The House VA plan generally would revive program funding at fiscal 2013 levels through mid-December — in line with the expiration date of the various House-passed continuing resolutions.

“As we’ve said a thousand times, we are happy to discuss how to to fund the government, but not with a gun to our heads,” said New York Democratic Sen. Charles E. Schumer. “Open up all of the government, and then we’re going to have a fruitful discussion.”

“This is not serious.

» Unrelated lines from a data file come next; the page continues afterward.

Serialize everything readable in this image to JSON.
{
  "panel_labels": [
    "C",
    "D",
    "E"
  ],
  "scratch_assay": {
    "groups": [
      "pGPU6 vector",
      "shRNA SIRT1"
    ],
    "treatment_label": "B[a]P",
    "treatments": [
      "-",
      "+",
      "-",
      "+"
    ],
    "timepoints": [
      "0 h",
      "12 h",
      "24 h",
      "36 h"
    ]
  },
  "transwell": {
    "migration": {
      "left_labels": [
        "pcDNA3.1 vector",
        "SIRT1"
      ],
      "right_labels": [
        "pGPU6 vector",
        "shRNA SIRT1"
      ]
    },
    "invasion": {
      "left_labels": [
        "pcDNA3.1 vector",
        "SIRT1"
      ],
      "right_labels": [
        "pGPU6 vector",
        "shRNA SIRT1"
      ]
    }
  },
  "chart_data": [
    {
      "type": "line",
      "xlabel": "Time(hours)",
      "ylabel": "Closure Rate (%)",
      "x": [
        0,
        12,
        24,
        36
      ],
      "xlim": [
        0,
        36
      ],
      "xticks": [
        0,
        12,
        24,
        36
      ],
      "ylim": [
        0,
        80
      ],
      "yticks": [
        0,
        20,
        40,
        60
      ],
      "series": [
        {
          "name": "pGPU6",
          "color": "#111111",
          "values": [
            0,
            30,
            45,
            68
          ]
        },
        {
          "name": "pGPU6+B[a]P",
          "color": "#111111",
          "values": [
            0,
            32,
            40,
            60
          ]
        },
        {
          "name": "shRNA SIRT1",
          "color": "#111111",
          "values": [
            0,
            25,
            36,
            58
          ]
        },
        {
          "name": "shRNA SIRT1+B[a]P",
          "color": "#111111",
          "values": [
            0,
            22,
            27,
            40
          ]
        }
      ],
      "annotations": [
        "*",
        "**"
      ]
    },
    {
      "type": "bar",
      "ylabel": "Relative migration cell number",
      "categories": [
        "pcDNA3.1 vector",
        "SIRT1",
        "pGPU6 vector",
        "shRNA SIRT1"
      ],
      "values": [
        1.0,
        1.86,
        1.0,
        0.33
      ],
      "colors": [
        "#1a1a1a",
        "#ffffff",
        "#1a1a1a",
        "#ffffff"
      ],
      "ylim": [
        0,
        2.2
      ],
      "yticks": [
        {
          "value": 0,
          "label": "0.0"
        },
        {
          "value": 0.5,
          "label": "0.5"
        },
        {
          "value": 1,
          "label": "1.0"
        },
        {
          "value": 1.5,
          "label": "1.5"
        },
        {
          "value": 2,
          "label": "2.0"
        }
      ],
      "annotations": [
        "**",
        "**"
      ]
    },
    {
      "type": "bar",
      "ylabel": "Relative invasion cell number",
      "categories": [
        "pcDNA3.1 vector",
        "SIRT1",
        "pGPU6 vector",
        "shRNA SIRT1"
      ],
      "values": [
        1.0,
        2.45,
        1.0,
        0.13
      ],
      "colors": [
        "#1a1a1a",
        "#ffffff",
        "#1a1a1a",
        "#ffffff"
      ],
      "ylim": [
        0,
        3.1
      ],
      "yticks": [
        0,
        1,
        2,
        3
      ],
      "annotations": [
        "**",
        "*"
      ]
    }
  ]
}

The government is shut down, and if they think they’re going to come and nitpick us on this, it won’t work,” Senate Majority Leader Harry Reid said during the sequence of floor speeches.

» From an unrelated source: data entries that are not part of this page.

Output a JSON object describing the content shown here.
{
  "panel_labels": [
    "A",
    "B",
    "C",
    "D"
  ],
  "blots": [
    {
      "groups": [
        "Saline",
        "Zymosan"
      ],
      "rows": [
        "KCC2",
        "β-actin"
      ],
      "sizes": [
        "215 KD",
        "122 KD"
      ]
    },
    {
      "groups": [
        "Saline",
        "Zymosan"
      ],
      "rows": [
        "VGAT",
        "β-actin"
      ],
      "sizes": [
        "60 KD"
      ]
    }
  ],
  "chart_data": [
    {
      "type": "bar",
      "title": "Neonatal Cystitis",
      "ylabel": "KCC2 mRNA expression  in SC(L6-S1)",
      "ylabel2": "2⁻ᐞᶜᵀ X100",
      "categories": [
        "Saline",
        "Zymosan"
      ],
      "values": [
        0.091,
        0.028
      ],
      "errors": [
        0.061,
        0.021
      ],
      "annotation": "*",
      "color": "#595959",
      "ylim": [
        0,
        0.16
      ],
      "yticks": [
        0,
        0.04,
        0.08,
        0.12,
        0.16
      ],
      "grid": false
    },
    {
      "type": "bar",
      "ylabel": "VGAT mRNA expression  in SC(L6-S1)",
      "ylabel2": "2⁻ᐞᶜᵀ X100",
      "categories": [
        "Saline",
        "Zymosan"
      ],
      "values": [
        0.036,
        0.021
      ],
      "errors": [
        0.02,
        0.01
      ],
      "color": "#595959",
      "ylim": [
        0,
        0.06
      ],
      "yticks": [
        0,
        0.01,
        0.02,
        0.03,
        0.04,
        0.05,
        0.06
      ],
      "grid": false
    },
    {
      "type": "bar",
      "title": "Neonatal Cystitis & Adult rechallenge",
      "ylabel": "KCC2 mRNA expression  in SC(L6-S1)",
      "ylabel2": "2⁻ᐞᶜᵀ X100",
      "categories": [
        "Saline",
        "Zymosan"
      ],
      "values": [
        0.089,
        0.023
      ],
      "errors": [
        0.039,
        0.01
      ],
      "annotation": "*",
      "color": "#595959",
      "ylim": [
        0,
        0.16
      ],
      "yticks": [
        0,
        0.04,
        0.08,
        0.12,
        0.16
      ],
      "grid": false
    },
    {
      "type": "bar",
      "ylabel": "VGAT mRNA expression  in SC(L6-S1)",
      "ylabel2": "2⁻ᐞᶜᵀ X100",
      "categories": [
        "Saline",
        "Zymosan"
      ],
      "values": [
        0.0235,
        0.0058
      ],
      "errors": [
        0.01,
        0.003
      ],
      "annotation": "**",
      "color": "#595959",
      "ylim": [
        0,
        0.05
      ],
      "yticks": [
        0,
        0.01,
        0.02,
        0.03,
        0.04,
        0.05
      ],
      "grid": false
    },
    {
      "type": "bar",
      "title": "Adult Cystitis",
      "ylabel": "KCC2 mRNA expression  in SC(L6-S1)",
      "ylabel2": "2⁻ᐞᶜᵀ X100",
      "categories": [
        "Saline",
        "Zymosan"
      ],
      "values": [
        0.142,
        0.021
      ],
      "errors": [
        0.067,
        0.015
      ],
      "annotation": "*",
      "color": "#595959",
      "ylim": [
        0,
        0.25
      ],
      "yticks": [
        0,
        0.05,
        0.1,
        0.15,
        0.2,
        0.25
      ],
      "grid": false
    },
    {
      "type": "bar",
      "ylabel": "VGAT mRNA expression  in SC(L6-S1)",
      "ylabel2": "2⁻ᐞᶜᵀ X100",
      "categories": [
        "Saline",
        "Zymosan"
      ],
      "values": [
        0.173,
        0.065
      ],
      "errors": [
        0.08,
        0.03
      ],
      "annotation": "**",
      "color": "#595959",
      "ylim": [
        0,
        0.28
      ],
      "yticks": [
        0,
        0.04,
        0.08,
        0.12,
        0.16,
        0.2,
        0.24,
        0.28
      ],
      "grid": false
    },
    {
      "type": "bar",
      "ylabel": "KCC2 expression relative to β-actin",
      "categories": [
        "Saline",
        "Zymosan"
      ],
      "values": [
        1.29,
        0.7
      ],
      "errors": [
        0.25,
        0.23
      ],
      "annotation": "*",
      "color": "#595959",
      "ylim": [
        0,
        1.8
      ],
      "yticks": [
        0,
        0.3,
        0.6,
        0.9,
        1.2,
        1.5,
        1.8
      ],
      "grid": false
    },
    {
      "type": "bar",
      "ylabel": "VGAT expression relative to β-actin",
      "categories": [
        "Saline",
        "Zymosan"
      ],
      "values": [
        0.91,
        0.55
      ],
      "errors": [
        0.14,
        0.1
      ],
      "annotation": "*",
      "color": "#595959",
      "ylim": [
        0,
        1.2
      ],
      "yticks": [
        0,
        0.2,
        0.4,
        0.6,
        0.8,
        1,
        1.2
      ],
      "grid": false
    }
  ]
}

Earlier Tuesday, Senate Republican leaders, headed up by Mitch McConnell of Kentucky, backed the House attempts to get the Senate to the bargaining table.

“It strikes me the House here is trying to be very reasonable in seeing if we can get to an outcome,” McConnell said. “I can’t answer the hypothetical about what happens next, but the House is going to continue to try to engage the majority leader, continue to try to engage the president, even though the majority leader and the president repeatedly say there’s nothing to talk about.”

The slice-and-dice stopgap approach moving in the House had been previously floated by GOP Sens. Ted Cruz of Texas and Mike Lee of Utah. On several occasions, Cruz recommended that the House pass standalone stopgap bills for departments and agencies that don’t relate to implementation of Obamacare.

“My plan,” Lee said, “would involve setting up segmented continuing resolutions, appropriations measures that would keep the funding going at current levels to various areas within government, including the Department of Defense, the Department of Homeland Security, military construction, [Commerce-Justice-Science], which includes funding for the Department of Justice, the federal court system, the FBI, NASA and the National Weather Service, for example.”

The Cruz and Lee plan would exclude agencies involved in implementing the 2010 health care law (meaning that the Health and Human Services and Treasury departments would be difficult to open up again).

Majority Whip Richard J. Durbin of Illinois called that idea the “height of irresponsibility.”

“It is reckless for this senator from Texas to decide well, OK, tomorrow veterans and national parks, and maybe later on we’ll get around to medical research, or maybe we’ll get around to criminal administration in the Department of Justice,” Durbin said. “Maybe we’ll get around to bring the people back to the intelligence agencies who are monitoring terrorists all over the … world who threaten the United States.”

“These are real lives and real people doing real work for the United States of America. Using them as political pawns is an embarrassment,” Durbin said. “It’s an embarrassment to this institution and those who are pushing this agenda.”